You will fill your car with 15 gallons of gas at a cost of $45. Using fractional notation, how do you write a proportion that shows how much 5 gallons will cost? Use x to represent the unknown cost.
Let's assume that the cost of 5 gallons of gas is represented by x dollars.
We can set up a proportion using the given information:
15 gallons / $45 = 5 gallons / x
This proportion states that the ratio of gallons to cost is the same for both situations.
To find the unknown cost, x, we cross-multiply and solve the equation:
15 * x = 5 * $45
15x = $225
Dividing both sides of the equation by 15:
x = $225 / 15
x = $15
Therefore, the cost of 5 gallons of gas is $15.
To write a proportion that shows how much 5 gallons will cost, we can use the given information. Let's assume that the cost is directly proportional to the number of gallons of gas.
We can set up the proportion as follows:
15 gallons corresponds to $45
5 gallons corresponds to x dollars
Using the concept of proportions, we can write this as:
15/45 = 5/x
To simplify, we can divide both sides of the equation by 15:
(15/45) * (5) = x
5/3 = x
Thus, the proportion that shows how much 5 gallons will cost can be represented as:
5/3 = x.
To write a proportion, we need to compare two ratios that are equal.
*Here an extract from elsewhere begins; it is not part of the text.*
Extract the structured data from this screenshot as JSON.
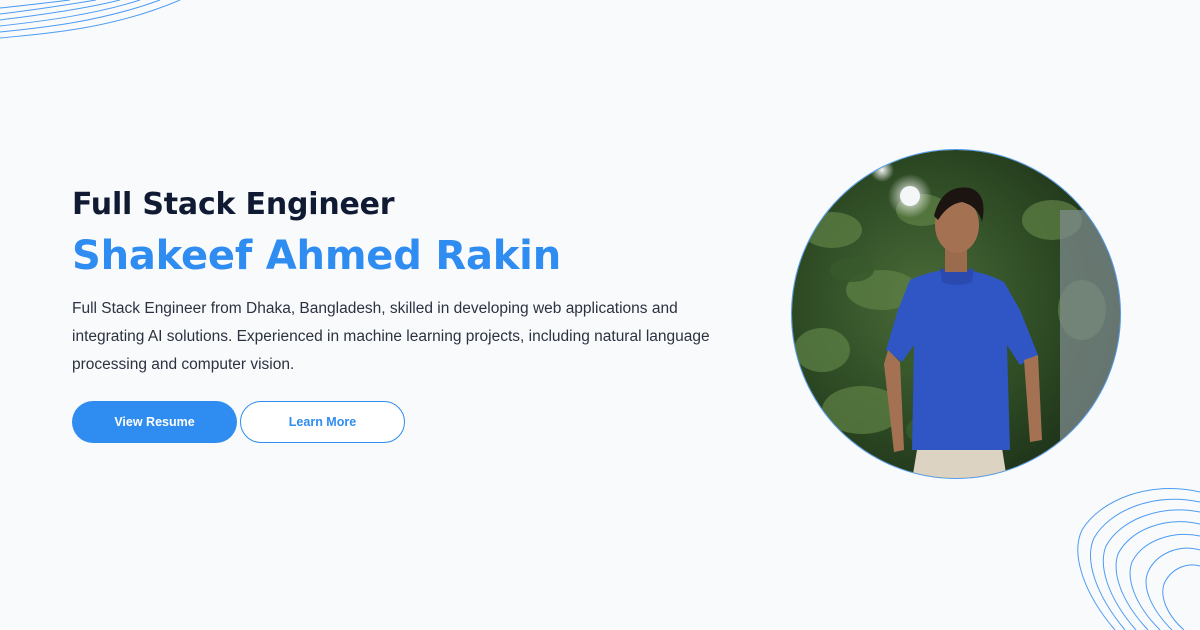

In this case, we can compare the ratio of the cost to the number of gallons.
We know that 15 gallons of gas cost $45. So, the ratio of cost to gallons is 45/15.
To find out how much 5 gallons will cost, we can set up a proportion by comparing this ratio with the unknown cost of 5 gallons (represented by x). This can be written as:
45/15 = x/5
Now, we can solve this proportion to find x.
First, cross-multiply:
15 * x = 45 * 5
Then, simplify:
15x = 225
Finally, solve for x by dividing both sides of the equation by 15:
x = 225/15
So, the cost of 5 gallons will be $15.